My farm truck is a F600,70 something,#9500 empty weight.
Use it on the farm and a couple of times a year to haul rock for my roads and lime.
Wonder how much the dump bed and hydraulic ram weighs. Could also have a larger axle to accommodate the loads.

Or perhaps yours also has a dump bed considering your usage. I would have guessed the weight to be more in that case. My forklift weighs a lot more than that. But the heavier duty trailer is also narrower.
 
Probably a Detriot 8.2L if diesel. Or a B series Cummins if a bit newer.

You are getting money for scrap?

Last I checked here, they were charging, or at best taking it for free.
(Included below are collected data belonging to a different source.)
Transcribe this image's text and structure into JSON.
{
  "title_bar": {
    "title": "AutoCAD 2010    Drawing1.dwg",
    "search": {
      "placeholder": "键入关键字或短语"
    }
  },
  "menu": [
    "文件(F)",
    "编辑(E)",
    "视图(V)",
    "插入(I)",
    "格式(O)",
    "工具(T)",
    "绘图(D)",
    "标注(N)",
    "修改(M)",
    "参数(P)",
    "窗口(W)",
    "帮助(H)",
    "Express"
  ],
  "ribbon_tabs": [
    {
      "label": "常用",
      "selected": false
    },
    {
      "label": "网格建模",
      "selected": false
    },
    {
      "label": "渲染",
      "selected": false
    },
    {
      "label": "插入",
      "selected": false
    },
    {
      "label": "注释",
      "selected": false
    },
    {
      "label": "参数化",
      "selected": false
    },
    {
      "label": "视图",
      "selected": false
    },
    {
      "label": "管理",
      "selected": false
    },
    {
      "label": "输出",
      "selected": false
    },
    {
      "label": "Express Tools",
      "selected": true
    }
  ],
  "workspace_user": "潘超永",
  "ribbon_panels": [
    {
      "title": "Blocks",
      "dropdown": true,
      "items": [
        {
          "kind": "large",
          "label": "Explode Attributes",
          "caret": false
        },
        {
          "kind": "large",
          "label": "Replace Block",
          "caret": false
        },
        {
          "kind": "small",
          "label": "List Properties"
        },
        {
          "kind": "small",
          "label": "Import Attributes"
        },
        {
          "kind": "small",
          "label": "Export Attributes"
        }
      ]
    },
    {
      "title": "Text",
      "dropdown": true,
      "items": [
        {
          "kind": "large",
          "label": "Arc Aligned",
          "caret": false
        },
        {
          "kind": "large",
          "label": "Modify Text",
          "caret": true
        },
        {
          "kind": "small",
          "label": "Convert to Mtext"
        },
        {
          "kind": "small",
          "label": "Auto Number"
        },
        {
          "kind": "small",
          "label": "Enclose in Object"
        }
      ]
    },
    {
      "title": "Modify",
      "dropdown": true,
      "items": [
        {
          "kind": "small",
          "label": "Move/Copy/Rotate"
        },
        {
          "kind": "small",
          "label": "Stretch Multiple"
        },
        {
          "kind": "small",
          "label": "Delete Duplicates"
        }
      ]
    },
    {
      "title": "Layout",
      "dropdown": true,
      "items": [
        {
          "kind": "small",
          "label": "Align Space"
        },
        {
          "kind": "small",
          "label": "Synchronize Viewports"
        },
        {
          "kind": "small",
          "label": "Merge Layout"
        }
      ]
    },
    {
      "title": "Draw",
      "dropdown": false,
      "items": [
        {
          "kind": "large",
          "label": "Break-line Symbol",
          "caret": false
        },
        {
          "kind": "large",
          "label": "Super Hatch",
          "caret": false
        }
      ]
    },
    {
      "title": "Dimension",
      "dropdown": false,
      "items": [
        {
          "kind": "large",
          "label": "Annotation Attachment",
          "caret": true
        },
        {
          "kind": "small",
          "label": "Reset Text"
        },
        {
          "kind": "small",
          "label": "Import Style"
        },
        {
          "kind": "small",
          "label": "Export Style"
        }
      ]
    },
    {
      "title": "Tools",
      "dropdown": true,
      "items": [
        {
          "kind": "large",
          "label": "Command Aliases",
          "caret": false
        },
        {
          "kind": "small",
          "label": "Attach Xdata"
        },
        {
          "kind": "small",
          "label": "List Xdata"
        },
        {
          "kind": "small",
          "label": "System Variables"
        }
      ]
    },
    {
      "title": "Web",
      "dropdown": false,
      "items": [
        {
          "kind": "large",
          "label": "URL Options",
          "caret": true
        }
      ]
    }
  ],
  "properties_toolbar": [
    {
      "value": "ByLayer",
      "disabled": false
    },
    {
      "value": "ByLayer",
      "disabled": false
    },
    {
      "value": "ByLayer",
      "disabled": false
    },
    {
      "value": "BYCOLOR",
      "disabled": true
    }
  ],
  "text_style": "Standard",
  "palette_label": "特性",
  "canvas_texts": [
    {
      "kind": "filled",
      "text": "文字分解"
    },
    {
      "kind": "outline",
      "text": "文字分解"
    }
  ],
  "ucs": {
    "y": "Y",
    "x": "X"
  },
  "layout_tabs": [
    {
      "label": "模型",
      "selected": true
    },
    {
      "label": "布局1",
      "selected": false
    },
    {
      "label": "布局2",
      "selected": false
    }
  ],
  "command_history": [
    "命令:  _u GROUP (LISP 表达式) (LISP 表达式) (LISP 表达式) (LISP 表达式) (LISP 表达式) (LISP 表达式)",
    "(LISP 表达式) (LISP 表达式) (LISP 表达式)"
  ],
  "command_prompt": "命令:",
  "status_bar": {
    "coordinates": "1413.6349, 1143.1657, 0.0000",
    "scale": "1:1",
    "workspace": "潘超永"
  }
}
Probably forgotten about or someone's headache that wasn't worth dealing with.
I've seen expensive machines left out in the woods and never really understood it. Sometimes parked for something fairly minor.
Would seem most of the time hauling it out to auction or even selling as-is/where-is would be better than letting it rot.
 
Probably a Detriot 8.2L if diesel. Or a B series Cummins if a bit newer.

You are getting money for scrap?

Last I checked here, they were charging, or at best taking it for free.

Probably forgotten about or someone's headache that wasn't worth dealing with.
I've seen expensive machines left out in the woods and never really understood it. Sometimes parked for something fairly minor.
Would seem most of the time hauling it out to auction or even selling as-is/where-is would be better than letting it rot.
Thought they always gave money for scrap. Best course of action would be to pull it here and find out what is wrong mechanically. I can store it indefinitely with 5 acres. Could even work out - my brother was a mechanic and is moving in next month for a while.

Someone drove it to that spot. There is that. I have towed several cars home and fixed them. Good way to save money if mechanically inclined. But I have zero experience with diesel mechanics.

Drivers side door does not work. That would irritate a user. It was "rode hard and put up wet" by appearances. But it is free and is currently an eyesore on a public forest road.